It should be no surprise how quickly the holidays go commercial for our little friends. They are urged on by casual chatter about gifts, reminders that they "better watch out" (for some, enhanced by a squealing elf or mensch on bench), and the endless stream of toy catalogs we move from mailbox to recycling bin. Nevertheless, it was much to our chagrin that our three year old became hyper focused on wanting this and needing that for Christmas. Even though Brian still recalls the thrill of opening his drum set, and I that rush from discovering my Cabbage Patch dolls, we want the holidays to mean more to our kids than just getting stuff.
Pondering how to shift the focus away from acquiring treasure and put some soul back in the holidays, we started recalling our favorite non-present-related holiday memories from childhood. We remembered going outside at night to look at lights, my neighborhood's annual caroling walk, and a whole lot of making—from snow creatures to cookies to decorations for the house.
So, we decided to test out some of this making with our girls, starting first with decking our halls with treasures from nature. Fortunately, the right decorations fell into our laps (more like, on our heads). Trees like the Sycamore and Sweetgum are dropping their fruits all over our local park. So, we spent nearly an hour hunting for these fabulous formations, filling several bindles with them. We later sorted, counted and selected the pointiest, most fetching fruits. We painted them red, green and blue, then we added them to our Christmas tree a few days later. Low and behold, they have become the most chatted-about ornaments on the tree. We realize there are more elaborate crafts to be done with these objects (and please do feel free to take this up several notches), but for our group, the simplicity of this activity really worked—and the result was still stunning.
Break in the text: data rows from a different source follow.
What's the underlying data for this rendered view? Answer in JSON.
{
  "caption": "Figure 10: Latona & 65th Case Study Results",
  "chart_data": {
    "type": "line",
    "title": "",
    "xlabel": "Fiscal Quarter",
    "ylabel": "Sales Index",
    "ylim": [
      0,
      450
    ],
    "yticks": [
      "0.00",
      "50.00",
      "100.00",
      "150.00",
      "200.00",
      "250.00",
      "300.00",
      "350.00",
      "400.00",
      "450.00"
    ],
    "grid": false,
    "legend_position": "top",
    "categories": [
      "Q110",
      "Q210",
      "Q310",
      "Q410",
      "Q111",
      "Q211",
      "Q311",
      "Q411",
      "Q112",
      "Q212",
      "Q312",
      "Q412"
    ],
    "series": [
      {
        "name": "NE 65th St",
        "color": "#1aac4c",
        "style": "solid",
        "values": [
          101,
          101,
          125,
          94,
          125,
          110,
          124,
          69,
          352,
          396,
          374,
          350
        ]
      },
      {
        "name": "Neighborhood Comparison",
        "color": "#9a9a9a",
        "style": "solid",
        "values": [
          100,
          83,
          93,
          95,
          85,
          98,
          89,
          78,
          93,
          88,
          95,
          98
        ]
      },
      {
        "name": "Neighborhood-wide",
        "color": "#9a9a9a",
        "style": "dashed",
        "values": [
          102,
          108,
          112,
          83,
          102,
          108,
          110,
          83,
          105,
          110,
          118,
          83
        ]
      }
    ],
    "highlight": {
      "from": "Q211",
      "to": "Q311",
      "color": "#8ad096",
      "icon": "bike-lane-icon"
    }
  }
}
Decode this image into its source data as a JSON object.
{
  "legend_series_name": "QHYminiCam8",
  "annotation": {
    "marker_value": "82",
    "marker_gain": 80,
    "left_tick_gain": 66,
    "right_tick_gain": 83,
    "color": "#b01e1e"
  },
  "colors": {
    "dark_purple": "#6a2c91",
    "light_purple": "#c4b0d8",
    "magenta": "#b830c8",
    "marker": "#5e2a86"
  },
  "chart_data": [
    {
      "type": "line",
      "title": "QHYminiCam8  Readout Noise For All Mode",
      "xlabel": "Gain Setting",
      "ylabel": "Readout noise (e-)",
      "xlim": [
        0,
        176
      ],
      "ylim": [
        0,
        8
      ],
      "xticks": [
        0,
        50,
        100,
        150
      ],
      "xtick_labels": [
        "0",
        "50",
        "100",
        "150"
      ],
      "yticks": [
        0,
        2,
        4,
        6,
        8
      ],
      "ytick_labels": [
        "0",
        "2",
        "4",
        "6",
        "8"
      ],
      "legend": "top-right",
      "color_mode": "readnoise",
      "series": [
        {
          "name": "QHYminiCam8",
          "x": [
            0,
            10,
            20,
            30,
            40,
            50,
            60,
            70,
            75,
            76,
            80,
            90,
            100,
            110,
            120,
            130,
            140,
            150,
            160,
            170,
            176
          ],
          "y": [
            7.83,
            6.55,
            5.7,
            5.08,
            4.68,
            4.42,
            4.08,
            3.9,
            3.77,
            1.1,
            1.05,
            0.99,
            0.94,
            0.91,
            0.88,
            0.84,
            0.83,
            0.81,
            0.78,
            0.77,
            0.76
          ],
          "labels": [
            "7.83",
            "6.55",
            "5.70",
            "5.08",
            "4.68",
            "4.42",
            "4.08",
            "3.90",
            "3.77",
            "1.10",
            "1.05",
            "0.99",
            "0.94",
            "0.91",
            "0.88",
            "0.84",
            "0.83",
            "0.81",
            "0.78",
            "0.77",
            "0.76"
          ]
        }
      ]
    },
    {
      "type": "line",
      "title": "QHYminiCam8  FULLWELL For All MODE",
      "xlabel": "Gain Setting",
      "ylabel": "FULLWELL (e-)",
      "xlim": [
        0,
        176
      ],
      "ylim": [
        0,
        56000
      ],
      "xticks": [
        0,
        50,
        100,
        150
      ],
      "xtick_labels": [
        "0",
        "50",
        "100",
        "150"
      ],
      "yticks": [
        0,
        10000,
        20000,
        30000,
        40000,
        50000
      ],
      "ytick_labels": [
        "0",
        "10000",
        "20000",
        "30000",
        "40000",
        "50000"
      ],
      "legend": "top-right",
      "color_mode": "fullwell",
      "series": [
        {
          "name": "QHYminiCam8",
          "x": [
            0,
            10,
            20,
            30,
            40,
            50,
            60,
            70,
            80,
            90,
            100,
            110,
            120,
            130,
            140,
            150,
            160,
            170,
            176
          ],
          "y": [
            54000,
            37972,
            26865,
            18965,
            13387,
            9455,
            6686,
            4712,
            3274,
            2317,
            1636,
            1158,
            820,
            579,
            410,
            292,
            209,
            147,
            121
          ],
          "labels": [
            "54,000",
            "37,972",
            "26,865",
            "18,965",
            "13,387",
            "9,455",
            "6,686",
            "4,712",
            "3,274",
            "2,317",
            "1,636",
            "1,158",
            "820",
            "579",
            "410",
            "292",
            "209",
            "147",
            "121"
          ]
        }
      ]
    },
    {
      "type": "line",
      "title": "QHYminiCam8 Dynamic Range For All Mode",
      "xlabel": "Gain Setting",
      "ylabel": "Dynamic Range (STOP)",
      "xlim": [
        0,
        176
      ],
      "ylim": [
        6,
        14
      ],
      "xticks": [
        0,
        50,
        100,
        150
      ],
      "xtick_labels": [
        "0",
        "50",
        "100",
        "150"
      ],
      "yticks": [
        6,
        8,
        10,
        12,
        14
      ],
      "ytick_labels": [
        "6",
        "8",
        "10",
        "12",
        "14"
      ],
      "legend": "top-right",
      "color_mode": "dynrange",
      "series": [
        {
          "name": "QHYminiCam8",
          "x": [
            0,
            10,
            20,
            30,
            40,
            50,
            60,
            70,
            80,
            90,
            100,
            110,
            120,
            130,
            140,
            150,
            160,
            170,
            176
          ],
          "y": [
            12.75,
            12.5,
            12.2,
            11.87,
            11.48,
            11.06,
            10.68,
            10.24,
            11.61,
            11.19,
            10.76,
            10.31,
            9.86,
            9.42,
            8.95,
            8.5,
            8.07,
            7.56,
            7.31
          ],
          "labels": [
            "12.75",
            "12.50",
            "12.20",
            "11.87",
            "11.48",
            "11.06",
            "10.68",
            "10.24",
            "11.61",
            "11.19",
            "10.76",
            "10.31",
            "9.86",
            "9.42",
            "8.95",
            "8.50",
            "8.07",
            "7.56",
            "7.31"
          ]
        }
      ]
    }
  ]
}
It’s not easy to see these light brown fruits midst the fallen leaves of nearly winter, making the search for these fruits a good workout for kids’ sense of sight. Plus, in most shoes, kids can feel for them underfoot. Feeling for fruits with their feet offers kids a neat way to activate their likely underused sense of touch.
Holding these pointy and bumpy objects, grasping a paint brush and moving the brush so that each nook and cranny is painted is a captivating challenge for kids that is perfect for developing fine motor skills.
In addition to remembering the holiday beyond its commercial aspects, we can show kids how easy it is to create their own magic. If we marvel at these creations, they too will marvel, today and always. When we encourage them to gather and transform objects, we awaken their imaginations and plant seeds for limitless future creations.